Peter Leeson does not talk like a pirate. But the George Mason University economist has figured out how to think like one. In his book The Invisible Hook, Leeson argues that, despite their reputation as anarchic ne’er-do-wells, 18th-century pirates roamed the seas in pursuit of rational economic goals. In fact, they had a lot in common with small business people of today. “They were profit-motivated,” Leeson says, “and they confronted obstacles that a lot of modern small businesses also confront in their attempt to pursue profits.” There’s plenty that today’s managers can learn from the scurvy dogs of yore. Here are the top seven tips:
Customize your management style. Pirate captains were elected by popular vote, and crew members enjoyed prescribed shares of captured booty. This democratic style of management worked well, Leeson says, because pirates did not rely on external investment: they got their ships by stealing them. Businesses that require outside funding, by contrast, are poorly suited to workplace democracy. “If you’ve got lots of external investors, then you need to give them a considerable amount of say over the operation,” Leeson explains. “A merchant captain basically protected the interests of the investors.” Unlike pirate captains, they ruled with an iron fist.
Reward diligence. One pitfall of profit-sharing systems like the pirates’, says Leeson, “is that you create incentives for free-riding by the employees.” To get around this problem, pirates were paid bonuses to encourage diligence in situations where they might be tempted to shirk. “If you were the first to spot a sail that turned out to be a prize,” Leeson says, “you got the best pair of pistols on board the ship.”
Incentivize risk-taking.

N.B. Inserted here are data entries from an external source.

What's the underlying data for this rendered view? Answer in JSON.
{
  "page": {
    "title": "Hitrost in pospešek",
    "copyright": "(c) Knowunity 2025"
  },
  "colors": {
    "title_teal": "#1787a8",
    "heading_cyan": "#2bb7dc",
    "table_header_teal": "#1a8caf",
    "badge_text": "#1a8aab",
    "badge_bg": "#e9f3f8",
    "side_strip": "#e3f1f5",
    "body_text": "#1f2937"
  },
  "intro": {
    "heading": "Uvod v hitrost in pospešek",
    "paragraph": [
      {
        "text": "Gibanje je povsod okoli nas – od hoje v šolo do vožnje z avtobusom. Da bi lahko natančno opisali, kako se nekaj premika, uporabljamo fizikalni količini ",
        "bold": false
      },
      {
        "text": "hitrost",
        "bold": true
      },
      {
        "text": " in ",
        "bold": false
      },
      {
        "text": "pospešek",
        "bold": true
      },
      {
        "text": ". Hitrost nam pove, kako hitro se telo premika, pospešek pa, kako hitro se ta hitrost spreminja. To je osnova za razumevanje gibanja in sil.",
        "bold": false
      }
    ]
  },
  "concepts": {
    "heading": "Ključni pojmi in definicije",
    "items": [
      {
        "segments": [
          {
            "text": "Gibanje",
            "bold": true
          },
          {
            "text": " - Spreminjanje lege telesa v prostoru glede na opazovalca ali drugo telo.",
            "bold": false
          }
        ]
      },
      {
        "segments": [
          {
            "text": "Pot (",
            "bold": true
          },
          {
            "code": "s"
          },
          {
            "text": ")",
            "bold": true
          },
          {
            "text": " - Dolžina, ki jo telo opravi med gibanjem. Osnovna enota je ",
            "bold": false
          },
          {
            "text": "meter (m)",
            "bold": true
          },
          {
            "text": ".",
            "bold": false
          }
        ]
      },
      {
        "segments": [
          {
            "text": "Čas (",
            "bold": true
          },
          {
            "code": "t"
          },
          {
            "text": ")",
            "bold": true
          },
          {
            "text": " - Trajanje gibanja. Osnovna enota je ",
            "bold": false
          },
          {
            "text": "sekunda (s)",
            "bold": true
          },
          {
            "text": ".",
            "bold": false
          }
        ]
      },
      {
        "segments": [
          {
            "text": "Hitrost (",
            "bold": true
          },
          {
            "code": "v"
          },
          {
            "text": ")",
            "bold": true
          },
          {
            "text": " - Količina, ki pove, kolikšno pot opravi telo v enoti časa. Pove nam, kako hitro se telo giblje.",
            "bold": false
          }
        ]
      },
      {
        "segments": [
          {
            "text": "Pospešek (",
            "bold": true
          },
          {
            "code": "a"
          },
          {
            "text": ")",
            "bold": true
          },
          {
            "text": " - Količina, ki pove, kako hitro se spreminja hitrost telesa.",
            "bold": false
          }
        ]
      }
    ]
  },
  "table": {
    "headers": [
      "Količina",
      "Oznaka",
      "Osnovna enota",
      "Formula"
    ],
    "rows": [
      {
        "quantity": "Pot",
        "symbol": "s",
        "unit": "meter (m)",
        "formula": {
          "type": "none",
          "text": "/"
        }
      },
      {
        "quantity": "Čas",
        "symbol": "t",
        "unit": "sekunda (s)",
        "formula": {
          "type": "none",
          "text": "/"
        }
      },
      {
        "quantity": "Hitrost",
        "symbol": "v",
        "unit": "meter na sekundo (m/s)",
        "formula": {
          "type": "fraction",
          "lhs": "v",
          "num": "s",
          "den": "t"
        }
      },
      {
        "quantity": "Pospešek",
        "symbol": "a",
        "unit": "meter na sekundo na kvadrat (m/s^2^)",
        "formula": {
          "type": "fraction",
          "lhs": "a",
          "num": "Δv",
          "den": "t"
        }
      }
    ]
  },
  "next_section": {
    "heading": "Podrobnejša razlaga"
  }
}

To encourage boldness and initiative, employers need to shield workers from the consequences of their failures. A pirate who lost a leg or an eye in a fight would be paid a set fee from the crew’s common booty to compensate for his loss. Explains Leeson, “They were incentivized to fight hard, because they didn’t have to bear the cost of getting hurt privately.”
Be true to your brand. “The Jolly Rogeer is one of the most lasting and memorable business logos ever — it might even rival the golden arches,” says Leeson. The benefit for pirates: merchantmen who saw the skull-and-bones flag were more likely to surrender, since the brand implied a horrible fate for those who resisted. To keep the brand effective, pirates had to keeping reinforcing the implicit threat with inventively awful tortures like keel-hauling.

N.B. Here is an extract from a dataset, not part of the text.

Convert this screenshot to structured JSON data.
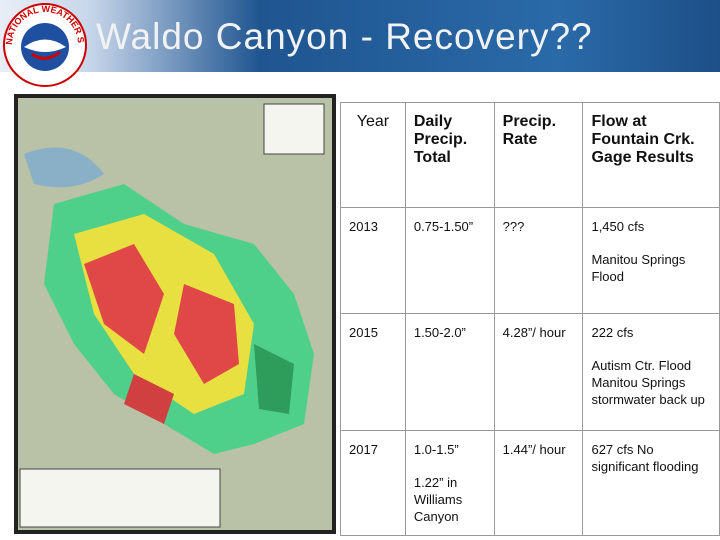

Adapt to regulatory changes. When governments started cracking down on piracy, the increased risk of punishment made it hard to attract new crew members. In response, pirates began pretending that they had forcibly impressed crew members who actually had joined voluntarily. They even placed ads to that effect in seaport newspapers. “That way, if a new recruit was captured, he could testify that he had in fact been forced to become a pirate, which would let him off the hook,” says Leeson.
Manage risk. Pirates were not afraid to take risks. “They were very entrepreneurial people,” Leeson says. All the same, they did what they could to mitigate their exposure. Under the matelotage system practiced by French buccaneers, two crew members formed a partnership which stipulated that if one died, the other would get his share of the booty. “The economic function was an insurance system,” Leeson says, “a way to hedge the risk of piratical activity.”
Have an exit strategy. Despite the manifest dangers of pirate life, says Leeson, “a few managed to retire as very wealthy people.” One, Henry Morgan, was captured and put on trial, but thanks to his stores of booty not only escaped punishment but also garnered a lucrative post as lieutenant governor of Jamaica.